Frédérick Lemarchand, ou la misère de la sociologie au service du CRIIGEN
Depuis que ce blog est ouvert, de nombreux articles ont été consacrés aux mystifications du CRIIGEN, et plus particulièrement aux théories et aux fantaisies statistiques de son gourou Gilles-Eric Séralini. Le CRIIGEN nous a jusqu’à présent ignorés, ce qui était la meilleure tactique à adopter. Seul Pierre Henri Gouyon s’est risqué sans grands résultats sur le terrain des conflits d’intérêts.

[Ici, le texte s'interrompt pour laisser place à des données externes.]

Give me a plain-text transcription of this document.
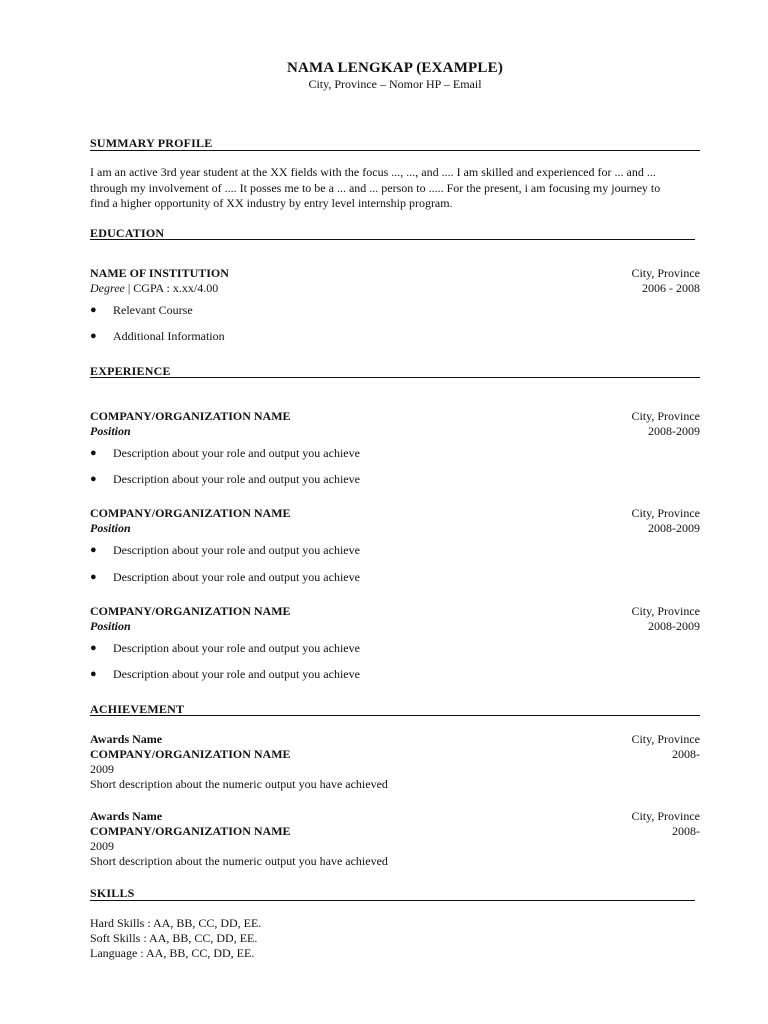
NAMA LENGKAP (EXAMPLE)
City, Province – Nomor HP – Email
SUMMARY PROFILE
I am an active 3rd year student at the XX fields with the focus ..., ..., and .... I am skilled and experienced for ... and ...
through my involvement of .... It posses me to be a ... and ... person to ..... For the present, i am focusing my journey to
find a higher opportunity of XX industry by entry level internship program.
EDUCATION
NAME OF INSTITUTION	City, Province
Degree | CGPA : x.xx/4.00	2006 - 2008
● Relevant Course
● Additional Information
EXPERIENCE
COMPANY/ORGANIZATION NAME	City, Province
Position	2008-2009
● Description about your role and output you achieve
● Description about your role and output you achieve
COMPANY/ORGANIZATION NAME	City, Province
Position	2008-2009
● Description about your role and output you achieve
● Description about your role and output you achieve
COMPANY/ORGANIZATION NAME	City, Province
Position	2008-2009
● Description about your role and output you achieve
● Description about your role and output you achieve
ACHIEVEMENT
Awards Name	City, Province
COMPANY/ORGANIZATION NAME	2008-
2009
Short description about the numeric output you have achieved
Awards Name	City, Province
COMPANY/ORGANIZATION NAME	2008-
2009
Short description about the numeric output you have achieved
SKILLS
Hard Skills : AA, BB, CC, DD, EE.
Soft Skills : AA, BB, CC, DD, EE.
Language : AA, BB, CC, DD, EE.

Voici donc que pour la première fois, le CRIIGEN se risque à nous citer sur son site (1), non sans écorcher le nom du blog (« A propos d’un canular publié sur le blog L’Imposteur ») . Volontairement, ou par simple dilettantisme sociologique ? Car l’auteur du papier est en effet Frédérick Lemarchand, le sociologue de service du CRIIGEN. Ce papier se veut une analyse profonde d’un commentaire posté à la suite de l’exercice de style de Luc Marchauciel, « Feu sur la pintade »(2) . Il s’agit de l’ « alerte » sur un prétendu transfert horizontal d’un gène du maïs à la dinde.

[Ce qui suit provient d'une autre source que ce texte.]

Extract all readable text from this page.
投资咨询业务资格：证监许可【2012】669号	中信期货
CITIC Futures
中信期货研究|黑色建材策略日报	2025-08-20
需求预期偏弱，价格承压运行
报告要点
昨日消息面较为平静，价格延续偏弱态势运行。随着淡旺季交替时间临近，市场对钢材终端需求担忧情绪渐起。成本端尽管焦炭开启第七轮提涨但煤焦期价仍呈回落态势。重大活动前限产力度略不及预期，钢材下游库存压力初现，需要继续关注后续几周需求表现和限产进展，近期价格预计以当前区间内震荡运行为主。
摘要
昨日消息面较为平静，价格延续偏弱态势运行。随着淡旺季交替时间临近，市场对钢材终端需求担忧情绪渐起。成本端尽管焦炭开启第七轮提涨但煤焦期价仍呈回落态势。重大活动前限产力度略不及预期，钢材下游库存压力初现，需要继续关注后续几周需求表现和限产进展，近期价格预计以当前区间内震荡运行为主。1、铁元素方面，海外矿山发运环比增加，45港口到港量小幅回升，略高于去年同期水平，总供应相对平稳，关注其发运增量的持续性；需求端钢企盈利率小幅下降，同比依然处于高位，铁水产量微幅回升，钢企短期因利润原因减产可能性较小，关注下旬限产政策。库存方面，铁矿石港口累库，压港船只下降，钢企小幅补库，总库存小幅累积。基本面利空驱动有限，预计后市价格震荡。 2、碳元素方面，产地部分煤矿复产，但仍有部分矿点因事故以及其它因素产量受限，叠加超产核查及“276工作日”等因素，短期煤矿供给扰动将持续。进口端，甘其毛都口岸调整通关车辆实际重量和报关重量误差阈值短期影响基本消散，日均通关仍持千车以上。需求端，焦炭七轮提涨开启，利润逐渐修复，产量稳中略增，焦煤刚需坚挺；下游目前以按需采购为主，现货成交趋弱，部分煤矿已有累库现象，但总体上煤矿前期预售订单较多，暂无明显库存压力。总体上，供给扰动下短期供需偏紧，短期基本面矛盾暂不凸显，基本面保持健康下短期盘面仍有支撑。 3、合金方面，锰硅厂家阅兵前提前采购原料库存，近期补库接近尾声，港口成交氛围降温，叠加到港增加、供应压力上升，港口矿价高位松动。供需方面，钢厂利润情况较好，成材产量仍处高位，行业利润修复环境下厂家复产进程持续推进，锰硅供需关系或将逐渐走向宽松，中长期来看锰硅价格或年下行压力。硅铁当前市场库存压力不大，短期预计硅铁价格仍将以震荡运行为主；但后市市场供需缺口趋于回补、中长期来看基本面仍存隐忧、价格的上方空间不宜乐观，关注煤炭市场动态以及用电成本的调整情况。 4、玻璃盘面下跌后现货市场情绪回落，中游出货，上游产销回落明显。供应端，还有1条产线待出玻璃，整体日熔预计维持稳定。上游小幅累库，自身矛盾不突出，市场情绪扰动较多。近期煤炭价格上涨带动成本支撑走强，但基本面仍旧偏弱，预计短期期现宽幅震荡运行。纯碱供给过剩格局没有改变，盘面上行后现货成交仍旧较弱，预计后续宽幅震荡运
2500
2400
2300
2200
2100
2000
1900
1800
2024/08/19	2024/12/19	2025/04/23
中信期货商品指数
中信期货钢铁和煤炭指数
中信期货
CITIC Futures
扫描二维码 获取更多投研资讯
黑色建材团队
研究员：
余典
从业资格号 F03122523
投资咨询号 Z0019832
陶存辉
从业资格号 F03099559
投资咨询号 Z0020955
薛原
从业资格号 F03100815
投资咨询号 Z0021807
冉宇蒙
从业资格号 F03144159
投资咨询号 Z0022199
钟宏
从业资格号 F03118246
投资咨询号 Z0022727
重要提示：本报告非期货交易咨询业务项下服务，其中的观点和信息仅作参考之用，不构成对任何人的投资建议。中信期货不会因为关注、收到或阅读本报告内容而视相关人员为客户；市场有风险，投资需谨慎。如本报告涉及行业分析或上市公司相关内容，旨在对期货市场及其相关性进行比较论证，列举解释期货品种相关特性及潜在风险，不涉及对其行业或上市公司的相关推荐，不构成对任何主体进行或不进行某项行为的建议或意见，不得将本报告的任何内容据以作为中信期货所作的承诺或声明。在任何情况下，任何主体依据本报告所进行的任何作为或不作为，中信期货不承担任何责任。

Sans grande surprise, FL s’adonne à une analyse profonde du sens et du but supposés de ce commentaire, en omettant
délibérément le contexte et le sens de ces exercices clairement énoncés dès le départ :
« Je lance donc ici, avec l'aide précieuse de l'ami Anton, un grand concours de Fakes : faites preuve d'imagination, et que chacun rédige ci dessous
un faux communiqué alertant l'Internaute sur les dangers de la consommation de viande de pintade, afin de me venir en aide dans mon courageux combat écocitoyen (anonyme et virtuel).
Note pour toute personne qui aurait eu l'idée saugrenue de vérifier les informations avant de faire suivre les mails alarmistes, et qui serait ainsi tombée sur ce site :
il n'y a évidemment aucune raison de se méfier de la viande de pintade, c'était pour de rire, une sorte de canular pédagogique, pour alerter surtout sur la profusion d'infos non
vérifiées.. »
Une démarche d’autant plus claire que l’article figurait dans la rubrique « Détente, nouvelles insolites ».
Aussi malhonnête que ses collègues du CRIIGEN, FL nous prête l’intention de propager une rumeur, alors que l’avertissement préalable précise qu’il s’agit d’un canular. Notre but, n’était pas de tromper en faisant courir une rumeur aberrante afin de tester la crédulité des internautes. Celle-ci est suffisamment établie pour ne pas avoir à en rajouter. L’expérience montre de toutes façons qu’il n’y a pas de rumeur pédagogique, et qu’une fois qu’un bobard anti-OGM est lancé, on ne le maîtrise plus. Le succès des ragots propagés par MM Robin ou Info’GM sont là pour l’attester .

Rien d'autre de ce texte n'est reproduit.